Dalam sebuah acara talkshow, Hotman Paris pun menyoroti putusan Mahkamah Agung (MA) yang menolak peninjauan kembali (PK) Jessica Wongso yang divonis 20 tahun atas kasus kopi sianida. Soal putusan MA tersebut, Hotman pun menganggap ada perlakuan berbeda yang diterima Jessica Wongso.
"Ini putusan Mahkamah Agung justru memberikan perlakuan yang berbeda kepada orang lain, kalau orang lain bebas, Jessica tidak bebas," kata Hotman Paris dikutip dari Suara.com, Jumat (13/10).
Kritik yang dilayangkan Hotman Paris karena dia beranggapan tidak ada bukti yang menguatkan Jessica Wongso sebagai pembunuh Mirna Salihin. Menurutnya, hakim hanya berpegangan kepada pendapat para ahli untu memvonis Jessica Wongso bersalah.
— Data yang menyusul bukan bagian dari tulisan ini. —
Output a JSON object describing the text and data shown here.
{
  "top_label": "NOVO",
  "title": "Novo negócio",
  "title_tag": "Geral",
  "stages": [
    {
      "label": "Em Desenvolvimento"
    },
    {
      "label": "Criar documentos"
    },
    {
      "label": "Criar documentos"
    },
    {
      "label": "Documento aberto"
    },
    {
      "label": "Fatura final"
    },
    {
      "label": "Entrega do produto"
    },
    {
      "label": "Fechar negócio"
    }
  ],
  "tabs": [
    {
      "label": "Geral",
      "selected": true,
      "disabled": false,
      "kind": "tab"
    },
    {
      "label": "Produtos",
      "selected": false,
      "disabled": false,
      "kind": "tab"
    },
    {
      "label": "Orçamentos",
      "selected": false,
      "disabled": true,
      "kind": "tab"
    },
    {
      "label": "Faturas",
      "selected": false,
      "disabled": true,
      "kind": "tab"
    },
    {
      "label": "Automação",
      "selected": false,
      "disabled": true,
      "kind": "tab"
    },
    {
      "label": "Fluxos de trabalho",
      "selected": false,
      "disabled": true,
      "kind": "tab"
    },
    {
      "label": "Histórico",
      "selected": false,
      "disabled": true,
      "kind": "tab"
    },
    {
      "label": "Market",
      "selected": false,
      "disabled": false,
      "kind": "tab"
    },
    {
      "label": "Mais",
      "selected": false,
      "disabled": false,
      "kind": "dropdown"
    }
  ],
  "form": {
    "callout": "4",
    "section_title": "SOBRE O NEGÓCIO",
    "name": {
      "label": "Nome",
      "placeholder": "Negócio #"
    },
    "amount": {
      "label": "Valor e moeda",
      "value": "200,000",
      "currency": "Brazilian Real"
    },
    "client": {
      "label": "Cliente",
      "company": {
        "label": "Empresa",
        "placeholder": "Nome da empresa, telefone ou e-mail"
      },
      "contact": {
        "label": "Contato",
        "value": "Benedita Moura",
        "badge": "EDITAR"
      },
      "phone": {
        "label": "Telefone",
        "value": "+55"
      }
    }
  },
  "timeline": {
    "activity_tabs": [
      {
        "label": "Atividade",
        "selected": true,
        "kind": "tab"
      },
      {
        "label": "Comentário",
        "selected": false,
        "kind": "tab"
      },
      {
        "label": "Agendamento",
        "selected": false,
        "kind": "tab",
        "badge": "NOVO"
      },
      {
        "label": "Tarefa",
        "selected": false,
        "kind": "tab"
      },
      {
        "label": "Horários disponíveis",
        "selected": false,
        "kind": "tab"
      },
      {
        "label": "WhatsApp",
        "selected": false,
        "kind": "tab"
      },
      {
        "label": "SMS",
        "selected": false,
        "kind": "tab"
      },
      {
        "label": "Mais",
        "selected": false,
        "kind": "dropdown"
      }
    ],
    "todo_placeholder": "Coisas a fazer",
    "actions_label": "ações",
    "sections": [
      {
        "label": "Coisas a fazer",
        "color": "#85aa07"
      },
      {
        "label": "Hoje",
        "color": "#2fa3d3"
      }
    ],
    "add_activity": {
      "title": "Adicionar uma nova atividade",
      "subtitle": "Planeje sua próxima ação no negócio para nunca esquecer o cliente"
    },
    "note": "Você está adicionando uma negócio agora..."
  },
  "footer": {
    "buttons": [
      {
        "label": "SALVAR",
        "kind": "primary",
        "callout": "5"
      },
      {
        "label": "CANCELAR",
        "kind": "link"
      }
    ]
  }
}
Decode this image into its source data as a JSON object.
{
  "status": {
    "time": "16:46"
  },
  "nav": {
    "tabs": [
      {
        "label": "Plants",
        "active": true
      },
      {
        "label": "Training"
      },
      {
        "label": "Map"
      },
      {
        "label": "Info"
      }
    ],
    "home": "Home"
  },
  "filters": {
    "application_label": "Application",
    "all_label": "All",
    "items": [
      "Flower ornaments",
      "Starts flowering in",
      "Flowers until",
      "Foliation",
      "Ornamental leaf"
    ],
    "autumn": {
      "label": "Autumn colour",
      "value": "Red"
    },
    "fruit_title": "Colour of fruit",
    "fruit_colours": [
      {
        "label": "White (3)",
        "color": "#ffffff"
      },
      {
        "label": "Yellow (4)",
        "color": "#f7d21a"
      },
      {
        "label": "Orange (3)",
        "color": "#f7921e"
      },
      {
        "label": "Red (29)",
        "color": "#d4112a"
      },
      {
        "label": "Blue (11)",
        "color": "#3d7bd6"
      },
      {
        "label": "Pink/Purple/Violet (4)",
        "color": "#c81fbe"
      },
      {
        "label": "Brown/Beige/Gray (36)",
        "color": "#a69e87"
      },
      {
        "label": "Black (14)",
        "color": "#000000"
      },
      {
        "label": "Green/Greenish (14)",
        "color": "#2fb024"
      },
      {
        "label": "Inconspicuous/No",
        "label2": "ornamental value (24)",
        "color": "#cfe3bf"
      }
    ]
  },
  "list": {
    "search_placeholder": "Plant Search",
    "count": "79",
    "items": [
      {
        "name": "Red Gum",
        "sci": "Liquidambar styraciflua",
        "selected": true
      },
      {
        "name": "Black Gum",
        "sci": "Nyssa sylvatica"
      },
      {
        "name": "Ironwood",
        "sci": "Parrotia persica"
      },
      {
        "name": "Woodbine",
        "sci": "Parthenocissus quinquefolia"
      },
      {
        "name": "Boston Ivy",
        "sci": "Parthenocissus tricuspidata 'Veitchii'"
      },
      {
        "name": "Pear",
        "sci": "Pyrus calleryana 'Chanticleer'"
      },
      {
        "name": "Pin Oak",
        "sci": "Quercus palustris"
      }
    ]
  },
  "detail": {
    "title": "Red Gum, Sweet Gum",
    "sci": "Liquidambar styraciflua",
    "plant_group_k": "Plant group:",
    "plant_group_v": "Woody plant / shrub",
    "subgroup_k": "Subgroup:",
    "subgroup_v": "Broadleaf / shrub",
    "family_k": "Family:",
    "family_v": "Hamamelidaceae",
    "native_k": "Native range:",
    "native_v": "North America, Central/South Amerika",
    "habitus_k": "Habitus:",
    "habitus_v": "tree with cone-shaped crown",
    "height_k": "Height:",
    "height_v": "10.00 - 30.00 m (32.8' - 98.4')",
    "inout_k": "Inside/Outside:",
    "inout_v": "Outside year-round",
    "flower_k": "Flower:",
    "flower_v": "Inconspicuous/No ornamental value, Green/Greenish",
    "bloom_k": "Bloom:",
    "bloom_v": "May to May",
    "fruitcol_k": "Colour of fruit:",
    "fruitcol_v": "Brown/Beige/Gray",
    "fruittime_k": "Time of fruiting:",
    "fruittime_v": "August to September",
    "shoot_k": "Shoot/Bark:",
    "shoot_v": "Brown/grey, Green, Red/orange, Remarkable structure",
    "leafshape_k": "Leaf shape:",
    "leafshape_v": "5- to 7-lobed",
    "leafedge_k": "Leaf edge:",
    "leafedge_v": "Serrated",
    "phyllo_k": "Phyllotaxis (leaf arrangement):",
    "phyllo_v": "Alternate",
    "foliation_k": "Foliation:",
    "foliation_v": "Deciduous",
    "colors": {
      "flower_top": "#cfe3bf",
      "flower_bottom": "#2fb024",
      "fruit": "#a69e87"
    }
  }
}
![Jessica Wongso saat menjalani sidang kasus kematian I Wayan Mirna Salihin. [suara.com/Kurniawan Mas'ud] [suara.com/Kurniawan Mas'ud]](https://media.suara.com/suara-partners/dexcon/thumbs/1200x675/2023/10/11/1-terdakwa-jessica-kumala-wongso-menjalani-persidangan-yang-beragendakan-pembacaan-vonis-oleh-majelis-hakim-di-pengadilan-jakarta-pusat-kamis-2710-suaracomkurniawan-masud.jpg)
"Menurut undang-undang 183 KUHAP harus ada dua alat bukti baru kemudian keyakinan Hakim, di sini tidak ada, semuanya pendapat-pendapat ahli," bebernya.
Dia pun menganggap jika putusan hakim di kasus Jessica bersifat spekulatif karena hanya berdasarkan asumsi para ahli.
"Jadi putusannya itu benar-benar spekulatif, asumsi pendapat ahli dan bertentangan dengan undang-undang," kata Hotman.
Hotman Paris menegaskan kritik tersebut bukan semata-mata dirinya membela Jessica. Namun, dia menilai seseorang tidak bisa divonis bersalah jika perkara yang dituduhkannya itu belum bisa dibuktikan secara hukum.
"Di mata hukum, kalau masih belum terbukti tidak boleh dihukum. Saya tidak mengatakan Jessica tidak bersalah, tapi belum terbukti secara hukum. Yang tahu hanya dia dan tuhan," katanya.